I can see the usefulness of the adjustable fence to allow you to put your mortice in any position... if you incorporated a couple of screws you could get really precise adjustments. However I agree with John, a set of shims of different thicknesses would be simpler. A set of 1/8", 1/4", 1/2" and 1" shims would allow you to shift the mortice off centre by up to 15/16" in increments of 1/16" - how often do you need to position a mortice more precisely than that? I guess you'd need to screw the shims to the face of the fence to stop them slipping out as you move the jig.


----------



## GulfcoastGuy (Feb 27, 2012)

@John, The shim idea went through my mind but I had the same concerns of how to keep one in place. 

@Andy, I see the point about the unnecessary knob/finger nut.
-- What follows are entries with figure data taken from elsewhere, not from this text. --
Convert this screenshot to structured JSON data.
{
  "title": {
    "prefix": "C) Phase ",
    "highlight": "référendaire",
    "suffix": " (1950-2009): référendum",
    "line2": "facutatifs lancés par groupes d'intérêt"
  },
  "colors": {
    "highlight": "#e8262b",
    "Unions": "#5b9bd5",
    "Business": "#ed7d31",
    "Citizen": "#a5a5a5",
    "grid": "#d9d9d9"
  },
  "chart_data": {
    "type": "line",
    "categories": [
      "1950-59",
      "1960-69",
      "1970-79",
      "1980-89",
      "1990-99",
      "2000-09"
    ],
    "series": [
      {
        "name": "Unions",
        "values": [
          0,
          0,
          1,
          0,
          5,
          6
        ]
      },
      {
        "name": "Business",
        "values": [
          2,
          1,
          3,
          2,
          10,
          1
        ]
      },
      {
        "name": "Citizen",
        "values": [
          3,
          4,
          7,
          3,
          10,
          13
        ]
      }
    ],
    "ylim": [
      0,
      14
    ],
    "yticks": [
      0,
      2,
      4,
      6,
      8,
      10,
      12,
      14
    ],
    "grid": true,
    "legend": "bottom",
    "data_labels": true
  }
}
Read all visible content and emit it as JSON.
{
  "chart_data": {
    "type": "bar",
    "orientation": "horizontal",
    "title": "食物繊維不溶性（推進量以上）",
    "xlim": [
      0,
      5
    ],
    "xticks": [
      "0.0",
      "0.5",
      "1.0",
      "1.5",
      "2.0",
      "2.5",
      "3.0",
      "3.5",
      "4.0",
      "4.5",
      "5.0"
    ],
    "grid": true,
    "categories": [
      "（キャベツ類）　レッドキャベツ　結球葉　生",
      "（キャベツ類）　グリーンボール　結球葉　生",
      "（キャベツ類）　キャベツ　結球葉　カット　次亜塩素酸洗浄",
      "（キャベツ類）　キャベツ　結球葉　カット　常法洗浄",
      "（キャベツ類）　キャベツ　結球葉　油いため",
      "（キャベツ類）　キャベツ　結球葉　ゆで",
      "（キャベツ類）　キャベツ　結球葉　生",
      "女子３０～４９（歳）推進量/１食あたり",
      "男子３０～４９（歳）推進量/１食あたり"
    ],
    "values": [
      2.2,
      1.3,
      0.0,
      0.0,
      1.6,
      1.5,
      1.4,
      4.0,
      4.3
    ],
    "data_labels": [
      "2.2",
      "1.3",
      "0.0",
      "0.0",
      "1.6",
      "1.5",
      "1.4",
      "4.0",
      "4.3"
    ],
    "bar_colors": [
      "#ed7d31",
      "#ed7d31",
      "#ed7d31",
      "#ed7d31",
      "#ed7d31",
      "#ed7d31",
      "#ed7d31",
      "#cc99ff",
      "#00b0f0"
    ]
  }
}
Guess I was going for a belt and suspenders. 

BTW calibrating this before use should be easy.

Cut some round bar stock to make a calibration post and get some like sized MDF - 2 pieces
Invert the router and loosely mount the plate of the jig.
Chuck up the calibration post and plunge to expose some of the free end.
Set the two MDF pieces one either side of the post and clamp the rails down with the fence pulled all the way back.
Tighten down the jig to the router. Done.


----------



## GulfcoastGuy (Feb 27, 2012)

John, I'm a little confused. Why would the shim offset by half the width?

GCG


----------



## jschaben (Jun 21, 2009)

:blink:


GulfcoastGuy said:


> John, I'm a little confused. Why would the shim offset by half the width?
> 
> GCG


Hi Patrick - Well, pretty simple math really. The jig self centers so on a 3/4" board it will center 3/8" from each edge. If I wanted to place the mortice 1/2" form one edge, I would need to shim the other side to make the total thickness 1" or a 1/4" shim, but I've only moved the mortice 1/8". That's the long answer, short answer is because you are dividing things in half. Short answer doesn't explain much:bad:


----------



## GulfcoastGuy (Feb 27, 2012)

Makes perfect sense. Don't know why I didn't see it.

GCG


----------